Forget about yesterday, Tom Cruise redeems himself in ‘Edge of Tomorrow’: 3.5 stars
06/05/2014 12:00 AM
06/05/2014 5:41 PM
Between “Oblivion,” “Jack Reacher” and the “Mission: Impossible” series, Tom Cruise has kicked a lot of cinematic butt. Overexposed? Probably.
But don’t let that dissuade you from enjoying “Edge of Tomorrow.” This is among his strongest action performances and easily his smartest movie of the decade.
If you dislike Cruise, well, think how entertaining it will be to see him killed over and over again.
His engrossing sci-fi thriller fits into the “do-over” genre, in which a character is forced to relive an experience until he gets it right. Such a perfect conceit for a generation raised on video gaming, where it’s routine to immediately start again once you’ve been killed. Next time around, you sharpen your skills and last a little longer.
Cruise plays Major Bill Cage, who excels at enlisting new recruits to repel invading aliens nicknamed Mimics. But despite his rank and ROTC pedigree, the Army Media Relations officer is no soldier. In fact, he’s a coward. An opportunistic, silver-tongued coward.
How this flaw becomes the lone hope to save the world is one of the many delights found in “Edge of Tomorrow.”
Cage is shanghaied into the United Defense Force preparing for an all-out assault on the Mimics. The military storms the beaches of France, where the enemy is supposed to be at its weakest (the film’s June 6 release date coincides with the 70th anniversary of D-Day).
Cage dies on the battlefield and wakes up in the exact same place he did the previous morning. He realizes he’s inadvertently assumed the power of a special breed of Mimic that can reset the time stream to improve its strategic edge in combat.
But he’s not the only one. A war hero named Rita (Emily Blunt), whose alpha image adorns recruitment posters, endured a similar experience. Working together, they keep revisiting the same two days, using different tactics to incrementally move closer to their objective.
“Edge of Tomorrow” will inevitably be compared to “Source Code” and “Groundhog Day,” but it has more in common with a particularly shrewd episode of TV’s “Star Trek: The Next Generation” called “Cause and Effect.” In it, Enterprise crew members don’t initially realize they are reliving the same day that always ends with the ship being destroyed after encountering a space-time anomaly. How they piece together clues to escape this Sisyphean loop is what makes the show so memorable.

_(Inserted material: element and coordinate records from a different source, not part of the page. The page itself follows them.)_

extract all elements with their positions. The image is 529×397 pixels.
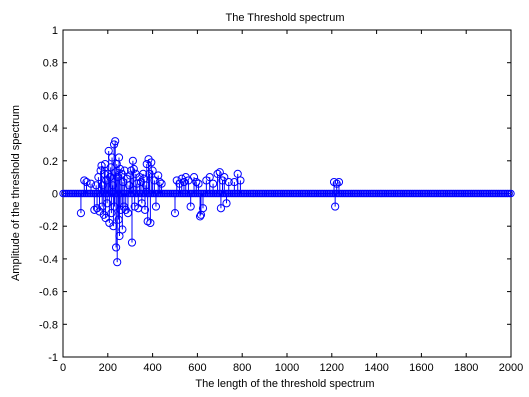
y-tick-label: -0.8	[39, 319, 58, 331]
stem-marker	[82, 177, 91, 187]
stem-marker	[127, 238, 137, 247]
stem-marker	[111, 137, 120, 146]
stem-marker	[192, 177, 201, 187]
stem-marker	[208, 179, 218, 188]
stem-marker	[155, 177, 164, 187]
x-tick-label: 0	[60, 362, 66, 374]
stem-marker	[109, 140, 119, 149]
axis-ticks: 0 200 400 600 800 1000 1200 1400 1600 1800 2000 1 0.…	[39, 25, 523, 374]
stem-marker	[224, 177, 233, 187]
x-tick-label: 1200	[320, 362, 344, 374]
stem-marker	[220, 173, 229, 182]
stem-marker	[186, 202, 195, 211]
y-tick-label: 0.6	[43, 90, 58, 102]
stem-marker	[213, 169, 222, 178]
stem-marker	[148, 166, 157, 175]
stem-marker	[157, 179, 166, 188]
y-tick-label: 0	[52, 189, 58, 201]
stem-marker	[189, 173, 199, 182]
x-tick-label: 1400	[364, 362, 388, 374]
stem-marker	[334, 177, 344, 187]
x-tick-label: 1000	[275, 362, 299, 374]
y-tick-label: 1	[52, 25, 58, 37]
stem-marker	[107, 209, 116, 218]
stem-marker	[115, 231, 124, 241]
y-tick-label: -1	[48, 352, 58, 364]
stem-marker	[332, 179, 341, 188]
x-tick-label: 400	[143, 362, 161, 374]
stem-marker	[147, 158, 156, 167]
stem-marker	[194, 179, 203, 188]
stem-marker	[111, 243, 121, 252]
y-tick-label: -0.6	[39, 287, 58, 299]
stem-marker	[103, 199, 112, 208]
x-tick-label: 1600	[409, 362, 433, 374]
stem-marker	[222, 199, 231, 208]
chart-title: The Threshold spectrum	[225, 12, 344, 24]
x-tick-label: 2000	[499, 362, 523, 374]
stem-marker	[198, 204, 208, 213]
stem-marker	[120, 166, 129, 175]
stem-marker	[195, 212, 205, 221]
stem-marker	[128, 156, 137, 165]
stem-marker	[151, 202, 161, 211]
stem-marker	[236, 176, 245, 185]
y-tick-label: 0.8	[43, 58, 58, 70]
x-tick-label: 800	[233, 362, 251, 374]
stem-marker	[116, 164, 125, 174]
x-tick-label: 1800	[454, 362, 478, 374]
stem-marker	[215, 168, 224, 177]
stem-marker	[80, 176, 89, 185]
x-tick-label: 600	[188, 362, 206, 374]
stem-marker	[104, 146, 113, 156]
stem-marker	[146, 218, 155, 228]
x-axis-label: The length of the threshold spectrum	[195, 378, 374, 390]
stem-marker	[170, 209, 180, 218]
y-tick-label: -0.2	[39, 221, 58, 233]
y-axis-label: Amplitude of the threshold spectrum	[10, 105, 22, 281]
stem-marker	[86, 179, 96, 188]
y-tick-label: 0.4	[43, 123, 58, 135]
stem-marker	[140, 205, 150, 214]
stem-marker	[175, 179, 184, 188]
stem-marker	[76, 209, 86, 218]
stem-marker	[142, 159, 151, 169]
stem-series	[59, 137, 515, 267]
stem-marker	[118, 225, 127, 234]
y-tick-label: 0.2	[43, 156, 58, 168]
y-tick-label: -0.4	[39, 254, 58, 266]
stem-marker	[113, 258, 122, 267]
stem-marker	[129, 164, 138, 174]
stem-marker	[331, 202, 340, 211]
stem-marker	[216, 204, 226, 213]
stem-marker	[114, 153, 124, 162]
x-tick-label: 200	[99, 362, 117, 374]
stem-marker	[179, 177, 189, 187]
stem-marker	[205, 173, 214, 182]
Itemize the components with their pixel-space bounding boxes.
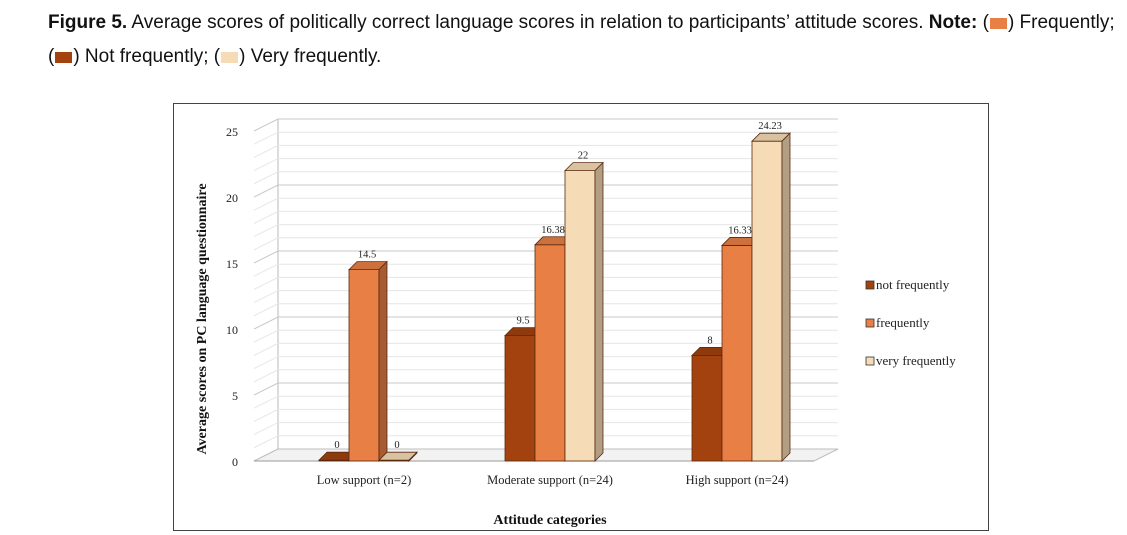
y-tick-label: 0 — [232, 455, 238, 469]
gridline — [253, 382, 838, 396]
gridline — [253, 184, 838, 198]
bar-side — [408, 451, 418, 462]
figure-caption: Figure 5. Average scores of politically … — [48, 12, 1115, 67]
bar-side — [594, 161, 604, 462]
gridline — [253, 210, 838, 224]
y-tick-label: 10 — [226, 323, 238, 337]
swatch-not-frequently — [55, 52, 73, 63]
bar-frequently-0 — [348, 260, 388, 462]
gridline — [253, 408, 838, 422]
caption-note-not-frequently: ) Not frequently; ( — [73, 46, 221, 67]
gridline — [253, 422, 838, 436]
legend-swatch — [865, 356, 875, 366]
gridline — [253, 356, 838, 370]
bar-side — [781, 132, 791, 462]
gridline — [253, 342, 838, 356]
gridline — [253, 369, 838, 383]
bar-very-frequently-2 — [751, 132, 791, 462]
bar-chart: 0 5 10 15 20 25 0 14.5 0 Low support (n=2) 9.5 16.… — [195, 118, 956, 528]
data-label: 16.33 — [728, 225, 752, 236]
data-label: 16.38 — [541, 225, 565, 236]
gridline — [253, 237, 838, 251]
bar-front — [348, 269, 380, 462]
x-tick-label: Low support (n=2) — [317, 473, 412, 487]
x-tick-label: Moderate support (n=24) — [487, 473, 613, 487]
bar-front — [534, 244, 566, 462]
gridline — [253, 435, 838, 449]
swatch-frequently — [989, 18, 1007, 29]
chart-frame: 0 5 10 15 20 25 0 14.5 0 Low support (n=2) 9.5 16.… — [173, 103, 989, 531]
bar-front — [691, 354, 723, 462]
gridline — [253, 224, 838, 238]
bar-front — [564, 170, 596, 462]
gridline — [253, 171, 838, 185]
x-axis-title: Attitude categories — [493, 513, 607, 528]
bar-front — [721, 245, 753, 462]
y-tick-label: 15 — [226, 257, 238, 271]
legend-label: not frequently — [876, 277, 950, 292]
gridline — [253, 158, 838, 172]
x-tick-label: High support (n=24) — [686, 473, 789, 487]
bar-side — [378, 260, 388, 462]
bar-front — [504, 335, 536, 462]
swatch-very-frequently — [221, 52, 239, 63]
gridline — [253, 131, 838, 145]
data-label: 0 — [334, 440, 339, 451]
gridline — [253, 144, 838, 158]
data-label: 8 — [707, 335, 712, 346]
bar-very-frequently-0 — [378, 451, 418, 462]
legend-label: frequently — [876, 315, 930, 330]
y-tick-label: 25 — [226, 125, 238, 139]
legend-swatch — [865, 280, 875, 290]
gridline — [253, 118, 838, 132]
gridline — [253, 276, 838, 290]
legend-label: very frequently — [876, 353, 956, 368]
data-label: 22 — [578, 151, 589, 162]
gridline — [253, 329, 838, 343]
caption-note-very-frequently: ) Very frequently. — [239, 46, 382, 67]
data-label: 14.5 — [358, 250, 376, 261]
gridline — [253, 395, 838, 409]
data-label: 9.5 — [516, 316, 529, 327]
data-label: 24.23 — [758, 121, 782, 132]
data-label: 0 — [394, 440, 399, 451]
y-axis-title: Average scores on PC language questionna… — [195, 183, 210, 454]
gridline — [253, 197, 838, 211]
gridline — [253, 303, 838, 317]
caption-note-label: Note: — [928, 12, 978, 33]
caption-text: Average scores of politically correct la… — [131, 12, 924, 33]
caption-figure-label: Figure 5. — [48, 12, 128, 33]
y-tick-label: 5 — [232, 389, 238, 403]
bar-front — [751, 140, 783, 462]
gridline — [253, 316, 838, 330]
bar-very-frequently-1 — [564, 161, 604, 462]
gridline — [253, 263, 838, 277]
legend-swatch — [865, 318, 875, 328]
caption-note-frequently: ) Frequently; ( — [48, 12, 1115, 67]
y-tick-label: 20 — [226, 191, 238, 205]
gridline — [253, 290, 838, 304]
gridline — [253, 250, 838, 264]
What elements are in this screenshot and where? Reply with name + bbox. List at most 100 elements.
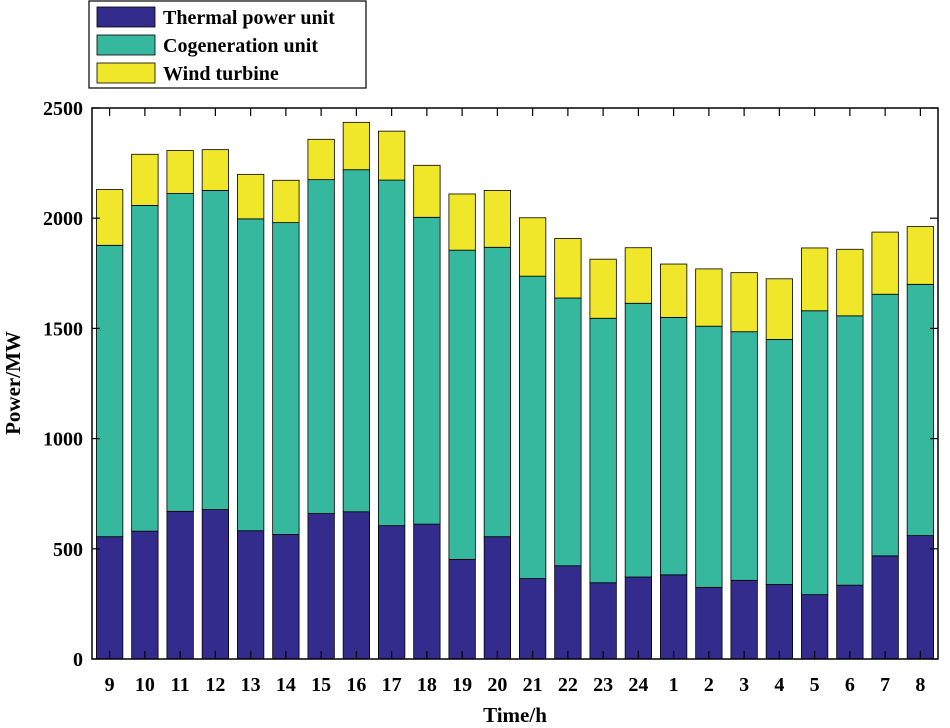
bar-cogeneration-unit-8 xyxy=(906,283,934,536)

Director Doug Liman (“The Bourne Identity”) and a trio of writers — Oscar winner Christopher McQuarrie (“The Usual Suspects”), Jez Butterworth and John-Henry Butterworth — bring that same detective facet to their adaptation of Hiroshi Sakurazaka’s novel “All You Need Is Kill.” This is a movie that is constantly ahead of the audience, where smart characters do smart things to thwart a seemingly smarter menace.
“A perfectly evolved world-conquering organism,” describes a discredited scientist (Noah Taylor) who helps the pair.
The agile aliens look like a cross between an octopus and a chain saw. The humans confront them wearing weaponized exoskeletons, making the action sequences a strange hybrid of “Starship Troopers” and “Saving Private Ryan.” Liman injects a lot of blurry frenzy into these clashes, not always elegantly. But other more covert action scenes are incorporated (such as Cage attempting to outmaneuver his superiors) to offset the CGI bombardment.
The filmmakers keep the circular plot moving forward, even during a climax that comes across as Blockbuster 101. The characters pause long enough to discuss courage and sacrifice — sometimes in camouflaged ways, such as in the hilariously patronizing dialogue spouted by the master sergeant (Bill Paxton) assigned to indoctrinate Cage. It’s an in-joke that Paxton’s character is the opposite of his “game over, man” grunt he played in “Aliens.”
As for Cruise, “Edge of Tomorrow” confirms his “game” is hardly over.
‘EDGE OF TOMORROW’
Rated PG-13 | Time: 1:53
3-D OR NOT 3-D?
The 3-D somewhat heightens the sensation of playing a video game. Otherwise, it does little to bolster the moviegoing experience.